Страдания, подобные этим, не могут длиться без конца с одинаковой силой, они рано или поздно избывают себя. Так было со многими до Кленнэма, так случилось и с ним.
Две ночи и день его состояние было очень тяжелым, потом наступил перелом. Еще случались отдельные приступы, но они повторялись все реже и с каждым разом становились слабее. На смену пришел упадок всех сил, телесных и душевных; и к середине недели болезнь приняла форму изнурительной вялой лихорадки.
В отсутствие Кавалетто и Панкса единственными посетителями, которых мог опасаться Кленнэм, был мистер и миссис Плорниш. Он чувствовал необходимость оградить себя от визита этой достойной четы, ибо в напряженном состоянии его нервов ему никого не хотелось видеть, и не хотелось, чтобы кто-нибудь видел его таким разбитым и бессильным. Он написал миссис Плорниш, что обстоятельства заставляют его целиком посвятить себя делам и не позволяют оторваться даже на короткое время, чтобы порадовать себя беседой с друзьями. Юный Джон каждый день заходил после дежурства узнать, не нужно ли ему чего-нибудь, но Кленнэм отделывался от него тем, что благодарил бодрым тоном и притворялся погруженным в писание каких-то бумаг. К предмету своего единственного долгого разговора они больше не возвращались ни разу. Однако Кленнэм даже в самые тяжелые дни свято хранил этот разговор в своей памяти.

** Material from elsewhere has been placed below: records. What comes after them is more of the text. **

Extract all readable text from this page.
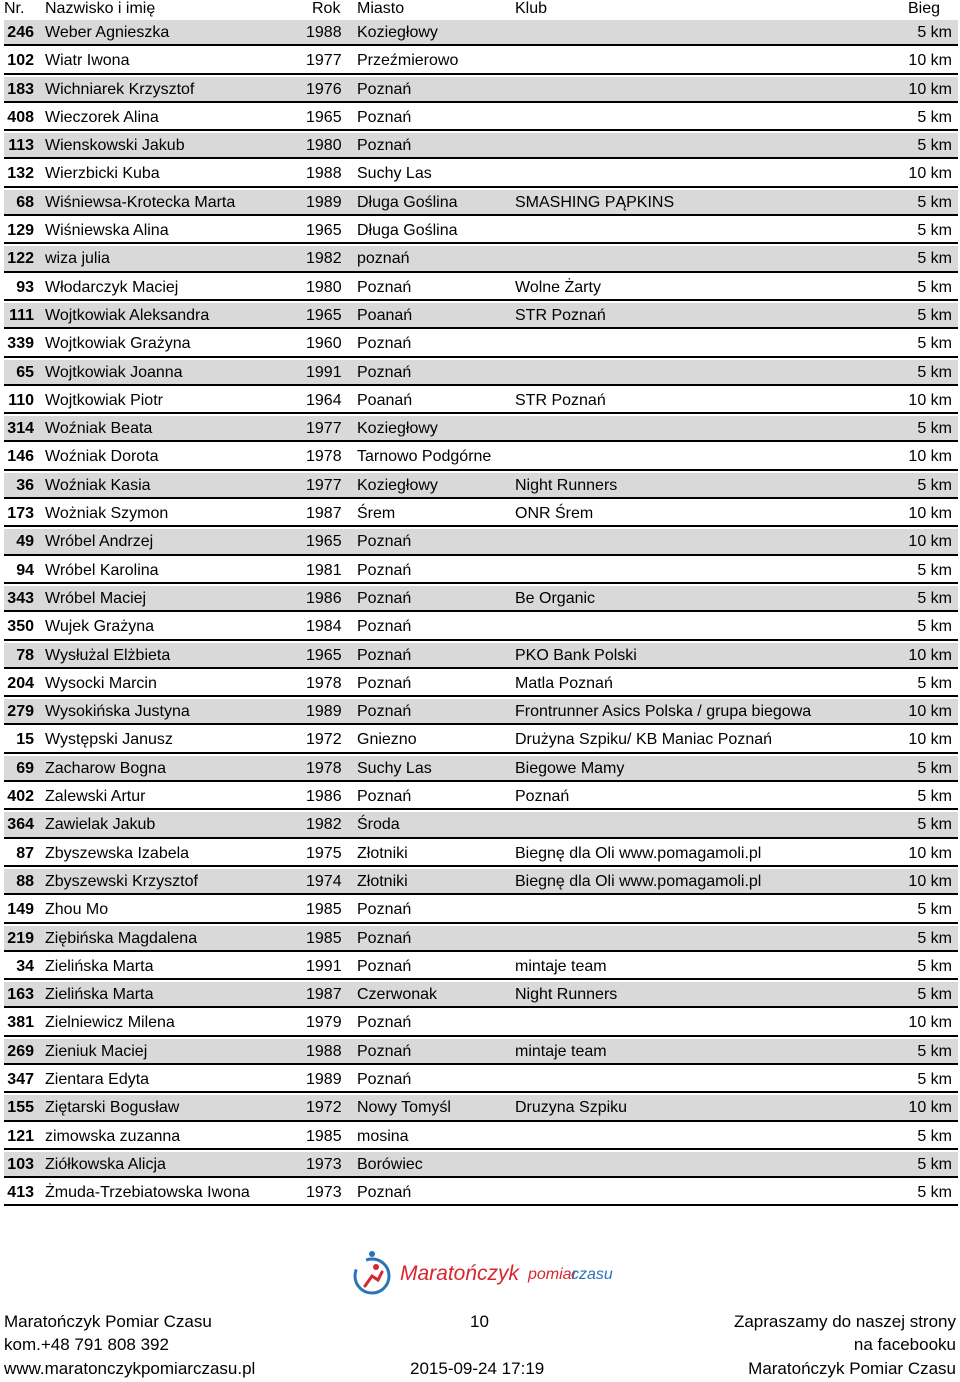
Nr. Nazwisko i imię	Rok Miasto	Klub	Bieg
246 Weber Agnieszka	1988 Koziegłowy	5 km
102 Wiatr Iwona	1977 Przeźmierowo	10 km
183 Wichniarek Krzysztof	1976 Poznań	10 km
408 Wieczorek Alina	1965 Poznań	5 km
113 Wienskowski Jakub	1980 Poznań	5 km
132 Wierzbicki Kuba	1988 Suchy Las	10 km
68 Wiśniewsa-Krotecka Marta	1989 Długa Goślina	SMASHING PĄPKINS	5 km
129 Wiśniewska Alina	1965 Długa Goślina	5 km
122 wiza julia	1982 poznań	5 km
93 Włodarczyk Maciej	1980 Poznań	Wolne Żarty	5 km
111 Wojtkowiak Aleksandra	1965 Poanań	STR Poznań	5 km
339 Wojtkowiak Grażyna	1960 Poznań	5 km
65 Wojtkowiak Joanna	1991 Poznań	5 km
110 Wojtkowiak Piotr	1964 Poanań	STR Poznań	10 km
314 Woźniak Beata	1977 Koziegłowy	5 km
146 Woźniak Dorota	1978 Tarnowo Podgórne	10 km
36 Woźniak Kasia	1977 Koziegłowy	Night Runners	5 km
173 Wożniak Szymon	1987 Śrem	ONR Śrem	10 km
49 Wróbel Andrzej	1965 Poznań	10 km
94 Wróbel Karolina	1981 Poznań	5 km
343 Wróbel Maciej	1986 Poznań	Be Organic	5 km
350 Wujek Grażyna	1984 Poznań	5 km
78 Wysłużal Elżbieta	1965 Poznań	PKO Bank Polski	10 km
204 Wysocki Marcin	1978 Poznań	Matla Poznań	5 km
279 Wysokińska Justyna	1989 Poznań	Frontrunner Asics Polska / grupa biegowa	10 km
15 Występski Janusz	1972 Gniezno	Drużyna Szpiku/ KB Maniac Poznań	10 km
69 Zacharow Bogna	1978 Suchy Las	Biegowe Mamy	5 km
402 Zalewski Artur	1986 Poznań	Poznań	5 km
364 Zawielak Jakub	1982 Środa	5 km
87 Zbyszewska Izabela	1975 Złotniki	Biegnę dla Oli www.pomagamoli.pl	10 km
88 Zbyszewski Krzysztof	1974 Złotniki	Biegnę dla Oli www.pomagamoli.pl	10 km
149 Zhou Mo	1985 Poznań	5 km
219 Ziębińska Magdalena	1985 Poznań	5 km
34 Zielińska Marta	1991 Poznań	mintaje team	5 km
163 Zielińska Marta	1987 Czerwonak	Night Runners	5 km
381 Zielniewicz Milena	1979 Poznań	10 km
269 Zieniuk Maciej	1988 Poznań	mintaje team	5 km
347 Zientara Edyta	1989 Poznań	5 km
155 Ziętarski Bogusław	1972 Nowy Tomyśl	Druzyna Szpiku	10 km
121 zimowska zuzanna	1985 mosina	5 km
103 Ziółkowska Alicja	1973 Borówiec	5 km
413 Żmuda-Trzebiatowska Iwona	1973 Poznań	5 km
Maratończyk pomiar
czasu
Maratończyk Pomiar Czasu
kom.+48 791 808 392
www.maratonczykpomiarczasu.pl
10
2015-09-24 17:19
Zapraszamy do naszej strony
na facebooku
Maratończyk Pomiar Czasu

На шестой день недели, назначенной Риго, с утра было сыро, туманно и душно. Казалось, нищета, грязь и убожество тюрьмы всходят, как на дрожжах, в этой гнилостной атмосфере. С головной болью, с тоской на сердце, Кленнэм всю ночь метался без сна, слушая, как дождь барабанит по каменным плитам, и стараясь вообразить себе его шелест в древесной листве. Расплывчатое мутно-желтое пятно поднялось в небе вместо солнца, и его бледный отсвет, дрожавший на стене, казался заплатой на тюремных лохмотьях. Слышно было, как отворились ворота, зашлепали по двору стоптанные башмаки тех, кто дожидался на улице; заскрипел насос, зашуршала метла – начиналось тюремное утро со всеми его привычными звуками. Больной, ослабевший – он даже умылся с трудом и несколько раз должен был отдыхать во время этой процедуры – Кленнэм, наконец, добрался до своего кресла перед раскрытым окошком. Здесь он сидел и дремал, пока уже знакомая нам старуха прибирала в комнате.
У него кружилась голова от бессонницы и недоедания (он совсем лишился аппетита и перестал ощущать вкус пищи), и ночью он несколько раз начинал бредить. В тишине душной комнаты ему слышались какие-то звуки, обрывки мелодий, но в то же время он знал, что ничего этого нет. Сейчас, когда усталость сморила его, в ушах у него снова зазвучали призрачные голоса; они пели, они спрашивали его о чем-то, и он отвечал им и, вздрагивая, приходил в себя.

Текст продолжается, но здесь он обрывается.